The study endpoint was one of three serious cardiovascular events: sudden cardiac death, MI or stroke. Their analyses included calculation of hazard ratios for ADHD drug recipients compared with non-ADHD drug users. They also conducted a series of additional analyses to test the findings and study assumptions.

They found that 81 ADHD drug users had a serious cardiovascular event, or 3.1 per 100,000 person-years. Of those, 33 were sudden cardiac deaths (1.3 per 100,000 person-years), nine were acute MIs (0.3 per 100,000 person-years) and 39 were strokes (1.5 per 100,000 person-years).

“Our findings that the use of ADHD drugs was not associated with an increased risk of serious cardiovascular events in children and young adults are consistent with the results of several reports that have appeared since the FDA safety review of adverse-event data for ADHD drugs, although our results differed from the findings of another report,” Cooper and colleagues wrote. “Our study included nearly twice the person-time of the combined person-time in four recent cohort studies and included several provisions to ensure accurate case ascertainment, including a review of medical records and autopsies.”

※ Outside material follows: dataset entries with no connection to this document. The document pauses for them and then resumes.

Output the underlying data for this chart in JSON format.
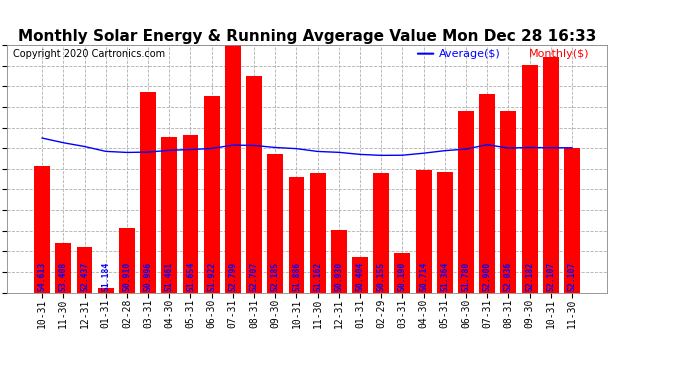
{
  "title": "Monthly Solar Energy & Running Avgerage Value Mon Dec 28 16:33",
  "copyright": "Copyright 2020 Cartronics.com",
  "legend_avg": "Average($)",
  "legend_monthly": "Monthly($)",
  "categories": [
    "10-31",
    "11-30",
    "12-31",
    "01-31",
    "02-28",
    "03-31",
    "04-30",
    "05-31",
    "06-30",
    "07-31",
    "08-31",
    "09-30",
    "10-31",
    "11-30",
    "12-31",
    "01-31",
    "02-29",
    "03-31",
    "04-30",
    "05-31",
    "06-30",
    "07-31",
    "08-31",
    "09-30",
    "10-31",
    "11-30"
  ],
  "monthly_values": [
    47.5,
    27.5,
    26.5,
    16.0,
    31.5,
    66.5,
    55.0,
    55.5,
    65.5,
    79.0,
    70.5,
    50.5,
    44.5,
    45.5,
    31.0,
    24.0,
    45.5,
    25.0,
    46.5,
    46.0,
    61.5,
    66.0,
    61.5,
    73.5,
    75.5,
    52.0
  ],
  "avg_values": [
    54.613,
    53.408,
    52.437,
    51.184,
    50.91,
    50.996,
    51.461,
    51.654,
    51.922,
    52.799,
    52.707,
    52.185,
    51.886,
    51.162,
    50.93,
    50.404,
    50.155,
    50.19,
    50.714,
    51.364,
    51.78,
    52.9,
    52.036,
    52.182,
    52.107,
    52.107
  ],
  "bar_color": "#ff0000",
  "avg_line_color": "#0000ff",
  "monthly_text_color": "#ff0000",
  "avg_text_color": "#0000ff",
  "bg_color": "#ffffff",
  "plot_bg_color": "#ffffff",
  "ylim": [
    14.86,
    78.56
  ],
  "yticks": [
    14.86,
    20.17,
    25.47,
    30.78,
    36.09,
    41.4,
    46.71,
    52.02,
    57.32,
    62.63,
    67.94,
    73.25,
    78.56
  ],
  "title_fontsize": 11,
  "tick_fontsize": 7,
  "bar_text_fontsize": 5.8,
  "copyright_fontsize": 7
}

The authors noted that the low number of adverse cardiac events limited their ability to statistically evaluate individual end points for most individual drugs and analyses for subgroups who may be more vulnerable to the effects of ADHD drugs. For methylphenidate, the most frequently used ADHD drug, they found no increased risk. Given the sparse data for other drugs, though, they wrote that they could not use regression models.

“Although the point estimates of the relative risks for ADHD drugs did not indicate increased risk, the upper limit of the 95 percent confidence interval suggested that a doubling in the risk could not be ruled out,” they concluded. “However, the absolute magnitude of any increased risk would be low.”